5 September, 2009

Can you see that smell?

In the animal- and insect-kingdom, communication is made through an invisible world of scents. By exploiting infrared technology, researchers at Rockefeller University just made that world visible. With the ability to see smells, these scientists now show that when fly larvae detect smells with both olfactory organs they find their way toward a scented target more accurately than when they detect them with one, just like humans can see better using two eyes or ears, instead of one.

Fruit fly (Drosophila melanogaster)
Fruit fly (Drosophila melanogaster)

By genetically manipulating flies to express odorant receptors in one olfactory organ or both, they show that the brains of fruit fly (Drosophila melanogaster) larvae not only make use of stereo cues to locate odors but also to navigate toward them — a behavior called chemotaxis.

To study this behavior, it had to be figured out which direction the larvae move with respect to the source of the odor. But since odors are invisible, the researchers could neither predict how the flies would move in relation to these scents nor guess whether the odors were concentrated in patches or along a gradient.
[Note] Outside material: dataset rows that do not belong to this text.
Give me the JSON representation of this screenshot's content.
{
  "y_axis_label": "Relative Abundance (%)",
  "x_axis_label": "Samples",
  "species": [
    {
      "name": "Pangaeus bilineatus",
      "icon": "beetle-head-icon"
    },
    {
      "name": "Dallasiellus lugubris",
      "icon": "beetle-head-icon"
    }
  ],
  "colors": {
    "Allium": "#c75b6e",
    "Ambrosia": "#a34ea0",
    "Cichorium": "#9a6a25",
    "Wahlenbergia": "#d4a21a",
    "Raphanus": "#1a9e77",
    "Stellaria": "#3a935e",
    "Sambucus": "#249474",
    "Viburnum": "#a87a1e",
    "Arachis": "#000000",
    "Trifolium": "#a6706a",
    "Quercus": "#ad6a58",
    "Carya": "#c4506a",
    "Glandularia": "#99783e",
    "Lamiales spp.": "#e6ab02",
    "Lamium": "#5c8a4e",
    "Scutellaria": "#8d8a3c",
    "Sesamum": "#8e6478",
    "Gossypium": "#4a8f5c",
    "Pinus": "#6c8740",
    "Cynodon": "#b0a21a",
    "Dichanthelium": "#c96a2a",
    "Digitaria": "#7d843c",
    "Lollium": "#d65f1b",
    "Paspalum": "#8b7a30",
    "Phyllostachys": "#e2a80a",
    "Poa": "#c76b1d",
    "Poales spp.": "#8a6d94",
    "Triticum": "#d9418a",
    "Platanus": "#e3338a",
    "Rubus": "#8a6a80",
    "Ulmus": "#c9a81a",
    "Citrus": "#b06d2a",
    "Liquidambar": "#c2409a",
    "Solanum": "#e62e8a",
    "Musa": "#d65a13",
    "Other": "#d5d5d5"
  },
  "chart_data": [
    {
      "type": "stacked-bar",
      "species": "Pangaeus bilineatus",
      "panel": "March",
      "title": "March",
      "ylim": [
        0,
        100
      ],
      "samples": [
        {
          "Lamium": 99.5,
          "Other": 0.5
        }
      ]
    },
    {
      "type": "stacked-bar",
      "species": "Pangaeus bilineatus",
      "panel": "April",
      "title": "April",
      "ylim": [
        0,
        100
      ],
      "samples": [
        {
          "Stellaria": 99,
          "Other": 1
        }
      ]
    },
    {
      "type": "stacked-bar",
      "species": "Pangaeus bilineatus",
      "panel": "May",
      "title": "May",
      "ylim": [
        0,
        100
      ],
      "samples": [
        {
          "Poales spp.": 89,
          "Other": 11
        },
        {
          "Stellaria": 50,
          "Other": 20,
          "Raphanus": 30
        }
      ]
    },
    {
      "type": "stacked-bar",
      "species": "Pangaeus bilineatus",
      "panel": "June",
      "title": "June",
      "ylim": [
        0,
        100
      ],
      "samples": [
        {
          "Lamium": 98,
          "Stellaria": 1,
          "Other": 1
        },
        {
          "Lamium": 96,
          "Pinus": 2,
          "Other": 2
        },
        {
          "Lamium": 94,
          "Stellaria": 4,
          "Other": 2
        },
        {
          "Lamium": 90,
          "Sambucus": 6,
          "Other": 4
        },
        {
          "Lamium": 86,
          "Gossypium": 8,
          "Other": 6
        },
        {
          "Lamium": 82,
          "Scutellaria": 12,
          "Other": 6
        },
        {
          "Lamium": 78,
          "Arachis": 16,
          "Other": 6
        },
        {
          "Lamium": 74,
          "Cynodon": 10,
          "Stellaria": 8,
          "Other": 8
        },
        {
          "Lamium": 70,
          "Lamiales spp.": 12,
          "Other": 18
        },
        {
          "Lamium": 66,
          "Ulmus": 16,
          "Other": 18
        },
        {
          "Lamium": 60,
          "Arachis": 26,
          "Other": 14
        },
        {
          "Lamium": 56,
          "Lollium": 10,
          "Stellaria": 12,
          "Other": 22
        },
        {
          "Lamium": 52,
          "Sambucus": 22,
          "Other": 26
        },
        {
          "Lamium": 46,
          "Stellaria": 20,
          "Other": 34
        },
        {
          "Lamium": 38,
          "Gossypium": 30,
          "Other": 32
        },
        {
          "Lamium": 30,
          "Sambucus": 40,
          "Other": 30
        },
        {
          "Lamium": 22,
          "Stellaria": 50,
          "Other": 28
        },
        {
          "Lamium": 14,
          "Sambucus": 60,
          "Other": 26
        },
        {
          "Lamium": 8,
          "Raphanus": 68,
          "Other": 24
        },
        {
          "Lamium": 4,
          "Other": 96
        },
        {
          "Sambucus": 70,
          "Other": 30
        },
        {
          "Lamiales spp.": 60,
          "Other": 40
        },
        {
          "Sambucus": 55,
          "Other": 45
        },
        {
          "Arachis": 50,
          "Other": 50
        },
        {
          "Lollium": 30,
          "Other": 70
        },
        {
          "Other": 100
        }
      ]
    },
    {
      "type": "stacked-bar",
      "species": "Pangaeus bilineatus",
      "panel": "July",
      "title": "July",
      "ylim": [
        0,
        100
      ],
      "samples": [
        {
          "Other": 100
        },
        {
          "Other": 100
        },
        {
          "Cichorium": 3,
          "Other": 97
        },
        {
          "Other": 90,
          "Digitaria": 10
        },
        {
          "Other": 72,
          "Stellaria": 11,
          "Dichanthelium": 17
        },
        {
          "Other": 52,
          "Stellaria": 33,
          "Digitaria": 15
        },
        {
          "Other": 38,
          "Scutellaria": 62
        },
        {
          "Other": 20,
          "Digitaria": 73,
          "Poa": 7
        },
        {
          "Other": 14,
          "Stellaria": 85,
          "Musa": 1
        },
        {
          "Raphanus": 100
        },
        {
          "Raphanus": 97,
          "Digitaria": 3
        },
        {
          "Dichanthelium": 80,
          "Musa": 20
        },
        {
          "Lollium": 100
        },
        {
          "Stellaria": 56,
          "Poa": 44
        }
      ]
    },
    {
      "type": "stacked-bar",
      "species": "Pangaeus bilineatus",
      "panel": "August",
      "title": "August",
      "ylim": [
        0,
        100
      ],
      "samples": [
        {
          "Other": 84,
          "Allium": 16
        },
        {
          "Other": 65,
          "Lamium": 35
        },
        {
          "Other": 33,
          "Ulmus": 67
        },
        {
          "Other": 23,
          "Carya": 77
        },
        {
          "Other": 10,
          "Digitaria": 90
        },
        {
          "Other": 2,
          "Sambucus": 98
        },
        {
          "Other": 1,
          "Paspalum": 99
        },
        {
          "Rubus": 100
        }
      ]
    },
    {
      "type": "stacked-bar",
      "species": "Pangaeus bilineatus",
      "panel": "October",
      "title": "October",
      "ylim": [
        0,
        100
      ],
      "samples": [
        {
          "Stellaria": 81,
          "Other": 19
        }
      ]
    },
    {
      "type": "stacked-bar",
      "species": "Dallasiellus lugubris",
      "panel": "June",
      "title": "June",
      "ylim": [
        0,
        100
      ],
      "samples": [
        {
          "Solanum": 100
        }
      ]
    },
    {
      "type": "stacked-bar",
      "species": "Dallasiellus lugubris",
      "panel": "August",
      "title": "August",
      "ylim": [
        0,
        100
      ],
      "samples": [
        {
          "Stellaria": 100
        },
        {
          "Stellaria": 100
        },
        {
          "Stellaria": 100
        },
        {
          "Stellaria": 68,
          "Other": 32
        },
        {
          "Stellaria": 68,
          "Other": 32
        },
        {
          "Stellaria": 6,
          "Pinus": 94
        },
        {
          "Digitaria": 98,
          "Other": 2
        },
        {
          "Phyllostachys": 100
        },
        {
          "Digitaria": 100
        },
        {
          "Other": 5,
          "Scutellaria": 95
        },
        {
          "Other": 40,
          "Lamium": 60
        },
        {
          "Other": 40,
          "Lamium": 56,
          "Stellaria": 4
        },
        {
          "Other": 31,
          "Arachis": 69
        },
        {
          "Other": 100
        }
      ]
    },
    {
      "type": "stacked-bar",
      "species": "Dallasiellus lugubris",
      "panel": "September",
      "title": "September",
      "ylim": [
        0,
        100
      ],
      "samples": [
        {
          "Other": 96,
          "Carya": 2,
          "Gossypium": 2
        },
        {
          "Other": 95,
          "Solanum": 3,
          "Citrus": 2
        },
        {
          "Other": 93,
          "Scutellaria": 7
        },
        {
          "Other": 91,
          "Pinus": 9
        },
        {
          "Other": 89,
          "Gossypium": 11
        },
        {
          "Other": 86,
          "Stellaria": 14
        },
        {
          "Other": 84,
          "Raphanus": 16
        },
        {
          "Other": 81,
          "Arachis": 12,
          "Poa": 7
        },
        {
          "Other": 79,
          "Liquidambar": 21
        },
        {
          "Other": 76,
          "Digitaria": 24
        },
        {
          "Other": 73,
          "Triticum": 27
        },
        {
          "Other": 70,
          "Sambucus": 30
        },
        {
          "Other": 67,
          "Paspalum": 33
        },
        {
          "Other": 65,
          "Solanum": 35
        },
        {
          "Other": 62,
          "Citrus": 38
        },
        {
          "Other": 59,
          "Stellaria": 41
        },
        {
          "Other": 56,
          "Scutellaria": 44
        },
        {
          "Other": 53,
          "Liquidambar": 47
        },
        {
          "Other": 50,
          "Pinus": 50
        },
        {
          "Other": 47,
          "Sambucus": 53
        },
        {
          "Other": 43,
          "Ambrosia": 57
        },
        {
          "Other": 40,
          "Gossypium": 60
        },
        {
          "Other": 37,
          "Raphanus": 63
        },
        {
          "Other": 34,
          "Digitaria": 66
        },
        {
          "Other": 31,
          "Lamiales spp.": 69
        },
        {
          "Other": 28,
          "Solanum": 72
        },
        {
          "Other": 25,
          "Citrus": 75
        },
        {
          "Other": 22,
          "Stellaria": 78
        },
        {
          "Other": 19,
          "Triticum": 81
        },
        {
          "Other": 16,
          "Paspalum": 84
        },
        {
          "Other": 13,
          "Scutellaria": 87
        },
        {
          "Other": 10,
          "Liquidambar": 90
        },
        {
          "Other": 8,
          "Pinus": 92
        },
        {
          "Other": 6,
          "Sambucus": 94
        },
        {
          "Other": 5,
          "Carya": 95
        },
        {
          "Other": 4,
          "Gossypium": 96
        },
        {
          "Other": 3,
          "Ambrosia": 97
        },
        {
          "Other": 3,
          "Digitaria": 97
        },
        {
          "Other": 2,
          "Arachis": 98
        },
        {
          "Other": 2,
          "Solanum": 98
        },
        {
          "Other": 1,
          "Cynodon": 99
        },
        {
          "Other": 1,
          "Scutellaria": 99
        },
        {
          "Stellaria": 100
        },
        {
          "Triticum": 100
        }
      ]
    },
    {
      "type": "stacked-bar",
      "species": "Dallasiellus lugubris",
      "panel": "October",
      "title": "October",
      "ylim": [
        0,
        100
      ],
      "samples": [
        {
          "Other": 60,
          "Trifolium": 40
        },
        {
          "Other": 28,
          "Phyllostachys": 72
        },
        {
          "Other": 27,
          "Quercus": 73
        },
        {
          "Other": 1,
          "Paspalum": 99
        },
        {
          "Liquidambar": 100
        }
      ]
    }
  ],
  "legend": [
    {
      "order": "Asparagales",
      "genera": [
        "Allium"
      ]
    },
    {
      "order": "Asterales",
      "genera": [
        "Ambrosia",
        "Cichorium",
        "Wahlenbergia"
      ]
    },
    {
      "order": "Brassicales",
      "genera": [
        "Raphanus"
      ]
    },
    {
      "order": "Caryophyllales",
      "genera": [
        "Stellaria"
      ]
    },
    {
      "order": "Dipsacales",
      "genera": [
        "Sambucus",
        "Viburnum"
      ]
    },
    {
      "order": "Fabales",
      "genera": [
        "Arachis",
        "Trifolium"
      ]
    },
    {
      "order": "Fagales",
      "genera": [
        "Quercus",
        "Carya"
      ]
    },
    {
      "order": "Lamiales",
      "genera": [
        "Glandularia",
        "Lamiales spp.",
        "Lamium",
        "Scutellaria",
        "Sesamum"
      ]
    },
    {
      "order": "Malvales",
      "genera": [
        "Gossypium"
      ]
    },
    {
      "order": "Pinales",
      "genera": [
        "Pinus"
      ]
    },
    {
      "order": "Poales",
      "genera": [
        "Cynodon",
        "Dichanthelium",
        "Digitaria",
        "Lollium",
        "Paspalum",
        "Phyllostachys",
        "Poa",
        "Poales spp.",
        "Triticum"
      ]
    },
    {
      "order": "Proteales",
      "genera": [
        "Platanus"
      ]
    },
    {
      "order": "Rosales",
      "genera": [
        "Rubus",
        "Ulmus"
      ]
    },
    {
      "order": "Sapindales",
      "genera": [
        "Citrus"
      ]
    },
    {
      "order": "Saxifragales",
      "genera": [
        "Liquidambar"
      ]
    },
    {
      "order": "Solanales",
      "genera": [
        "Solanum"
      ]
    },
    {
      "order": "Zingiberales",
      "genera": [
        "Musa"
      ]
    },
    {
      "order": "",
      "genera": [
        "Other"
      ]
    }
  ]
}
To complicate matters, odors whisk to and fro at the mercy of the slightest stir, making it impossible to determine their concentrations at particular locations.

In collaboration with the researchers in Thomas P. Sakmar’s Laboratory of Molecular Biology and Biochemistry, they used a novel spectroscopic technique that exploited infrared light to create environments where they could see, control and precisely quantify the distribution of these smells.

Observing the animals’ behavior, they found that although animals with one functional nose or two were both able to sense odors, only the ones with both olfactory organs working accurately navigated toward the odor source.